Tryst with Tagore
One couldn’t help empathising with the almost childlike glee emanating from the audience, as the stage of the Tata Theatre rotated at the beginning of Astad Deboo’s performance at the NCPA on Tuesday. There lies a pedestrian thrill in spying on the guards who are nonchalantly perched backstage, unaware that they are a part of the changing stage scenery, albeit momentarily. Or watching Akash Khurana pause in his step, uncertain whether he should exit to the right or left, as he waits for the stage to show some sign of life. These were moments from the premiere of Deboo’s new work, Interpreting Tagore.
In the sesquicentenary of his birth, Rabindranath Tagore’s literary works are increasingly the focus of artistic endeavours. Deboo’s dalliance with Tagore began in 1995, when he presented a solo work based on three of Tagore’s poems, which have also made their way into this new piece. Back then, he chose the poems over Tagore’s plays, since they seemed easier to realise, given the constraints of working alone. Interpreting Tagore reworks the three old solos and brings them into the fold of a larger four-part group work.
Eight young performers accompanied him on his poetic journey – street children from the Salaam Baalak Trust, New Delhi, whom he has mentored over the last few years. They also seem to play an active role in shaping the work; two of them assisted Deboo while two others created the masks and puppets used in the course of the work.

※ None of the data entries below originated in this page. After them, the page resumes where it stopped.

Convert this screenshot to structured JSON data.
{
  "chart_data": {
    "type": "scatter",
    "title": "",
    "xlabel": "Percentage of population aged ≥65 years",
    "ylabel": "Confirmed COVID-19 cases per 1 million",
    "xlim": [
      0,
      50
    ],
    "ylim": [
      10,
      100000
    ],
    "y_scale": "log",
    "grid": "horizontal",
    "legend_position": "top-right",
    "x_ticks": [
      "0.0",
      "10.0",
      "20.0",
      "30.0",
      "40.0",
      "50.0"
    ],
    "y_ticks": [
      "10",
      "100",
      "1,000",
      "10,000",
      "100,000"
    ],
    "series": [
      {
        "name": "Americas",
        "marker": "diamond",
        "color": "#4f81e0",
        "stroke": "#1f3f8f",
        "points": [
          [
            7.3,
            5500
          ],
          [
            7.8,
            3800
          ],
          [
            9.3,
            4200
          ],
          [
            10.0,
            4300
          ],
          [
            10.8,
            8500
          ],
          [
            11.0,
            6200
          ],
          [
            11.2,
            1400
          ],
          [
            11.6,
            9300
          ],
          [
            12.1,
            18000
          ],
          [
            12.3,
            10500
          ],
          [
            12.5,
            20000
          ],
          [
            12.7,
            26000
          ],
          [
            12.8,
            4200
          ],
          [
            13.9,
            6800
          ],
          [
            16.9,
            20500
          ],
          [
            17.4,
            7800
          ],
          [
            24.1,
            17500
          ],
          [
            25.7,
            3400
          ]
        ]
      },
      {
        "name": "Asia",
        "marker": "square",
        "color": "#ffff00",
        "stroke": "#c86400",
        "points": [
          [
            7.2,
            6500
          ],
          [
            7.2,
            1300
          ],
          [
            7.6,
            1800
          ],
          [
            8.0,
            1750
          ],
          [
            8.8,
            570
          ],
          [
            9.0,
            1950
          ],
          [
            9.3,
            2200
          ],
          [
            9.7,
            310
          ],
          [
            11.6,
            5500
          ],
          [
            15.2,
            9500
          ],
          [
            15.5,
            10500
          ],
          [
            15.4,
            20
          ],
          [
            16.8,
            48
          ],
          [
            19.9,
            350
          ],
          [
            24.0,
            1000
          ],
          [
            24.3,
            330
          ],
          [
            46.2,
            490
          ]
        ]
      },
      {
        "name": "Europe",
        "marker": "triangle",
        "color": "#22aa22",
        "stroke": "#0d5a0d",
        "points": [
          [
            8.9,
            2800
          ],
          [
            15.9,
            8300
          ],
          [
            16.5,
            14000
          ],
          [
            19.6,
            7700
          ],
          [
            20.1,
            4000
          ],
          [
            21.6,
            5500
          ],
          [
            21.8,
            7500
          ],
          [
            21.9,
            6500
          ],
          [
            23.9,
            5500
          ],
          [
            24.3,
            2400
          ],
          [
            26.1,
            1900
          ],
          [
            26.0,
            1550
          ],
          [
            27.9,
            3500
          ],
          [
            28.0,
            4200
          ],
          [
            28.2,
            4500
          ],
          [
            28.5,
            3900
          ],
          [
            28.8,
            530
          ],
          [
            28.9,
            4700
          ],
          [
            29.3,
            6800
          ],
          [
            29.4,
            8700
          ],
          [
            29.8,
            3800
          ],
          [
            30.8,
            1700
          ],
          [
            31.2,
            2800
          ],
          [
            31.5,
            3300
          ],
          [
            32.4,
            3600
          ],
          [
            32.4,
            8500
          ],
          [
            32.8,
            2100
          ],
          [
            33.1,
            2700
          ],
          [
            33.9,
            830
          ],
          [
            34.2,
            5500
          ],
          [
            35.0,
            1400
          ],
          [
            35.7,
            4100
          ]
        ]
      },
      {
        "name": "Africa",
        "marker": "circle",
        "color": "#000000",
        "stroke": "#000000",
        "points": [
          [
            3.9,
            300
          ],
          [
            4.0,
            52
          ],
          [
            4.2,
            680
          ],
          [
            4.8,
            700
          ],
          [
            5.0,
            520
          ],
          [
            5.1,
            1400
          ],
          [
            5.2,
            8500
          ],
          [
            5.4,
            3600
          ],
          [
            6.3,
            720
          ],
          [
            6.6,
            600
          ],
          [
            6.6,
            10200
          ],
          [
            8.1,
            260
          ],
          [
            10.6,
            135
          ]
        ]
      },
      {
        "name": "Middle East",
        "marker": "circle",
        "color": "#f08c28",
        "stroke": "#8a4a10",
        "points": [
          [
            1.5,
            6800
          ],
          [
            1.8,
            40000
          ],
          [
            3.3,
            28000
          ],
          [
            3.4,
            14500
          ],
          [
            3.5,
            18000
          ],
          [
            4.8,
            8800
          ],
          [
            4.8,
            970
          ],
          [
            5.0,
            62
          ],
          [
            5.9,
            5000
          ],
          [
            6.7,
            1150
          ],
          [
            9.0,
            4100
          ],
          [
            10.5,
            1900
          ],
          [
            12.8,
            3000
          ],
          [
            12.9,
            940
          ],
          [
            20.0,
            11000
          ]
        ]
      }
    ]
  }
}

The four poems Deboo picked were recited by Khurana. In the first piece, Surrender, the rotating stage creaks into place, bringing with it four hazy forms clad in white. Lying on their backs, Deboo and three other dancers point their feet up at the air. The three dancers navigate their lower bodies through the motions of the yogic postures sarvangasana and halasana, gradually somersaulting to arrange themselves, very briefly, into a seated position. Deboo juxtaposes this with very economic movement, slowly rising from the floor, as he follows the train of an idea he explores with constantly moving fingers.
The third piece, where two groups of four boys each depict a clash of civilisations, has some lively play-acting of real-life scenes, like a scene from a courtesan’s kotha, with the patron chewing paan and egging on the dancer, juxtaposed by a self-absorbed world where the technology is the fragile link between two human beings.
The expansive movements of the other performers, inspired by martial art forms like Thang Ta fill space and act as a foil to Deboo’s more restrained movements; yet, sometimes, one can’t help feeling that their actions are only incidental to his presence and performance.
Semi-autobiographical in nature, the pieces in Interpreting Tagore contain strong echoes of patterns that characterise what one could call Deboo’s very own movement idiom. Like the backward bend he often segues into, revealing his face with the placid smile, or the workings of his hands, as the fingers are blurred in cataclysmic vibrations. Speed, or rather how it is negotiated, constantly informs his work.
Then there is theatricality; in Your Grace, an ode to the goddess, the terrifying Kali masks Deboo wears and wields are suddenly dwarfed by giant Kali puppets that simultaneously descend onto the stage after staging a dramatic walk through the aisles. Their floating red garments caress stray knees, even as the theatre ushers are the only ones running around unmoved, trying to stop the audience from capturing this moment on phone cameras.
The music is an amalgamation of various strains of inspiration. Some of the music for Walking Tall, Deboo’s adaptation of Ekla Cholo Re, comes from Italian composer Frederico Senesie. Surrender, which was newly created for this work, is performed to vocal accompaniment by Amelia Coni.
The dramatic element is also manifested in the last piece, a solo by Deboo, which ends with a long round of very contained whirling, reminiscent of the Sufi dervishes, but slow enough for one to watch the expression on his face and the metamorphosing shapes of his moving fingers. What takes away from the beauty of his fingers is the audience’s tendency to be itchy-fingered, bursting into frantic, unmitigated applause every time the lights change in colour.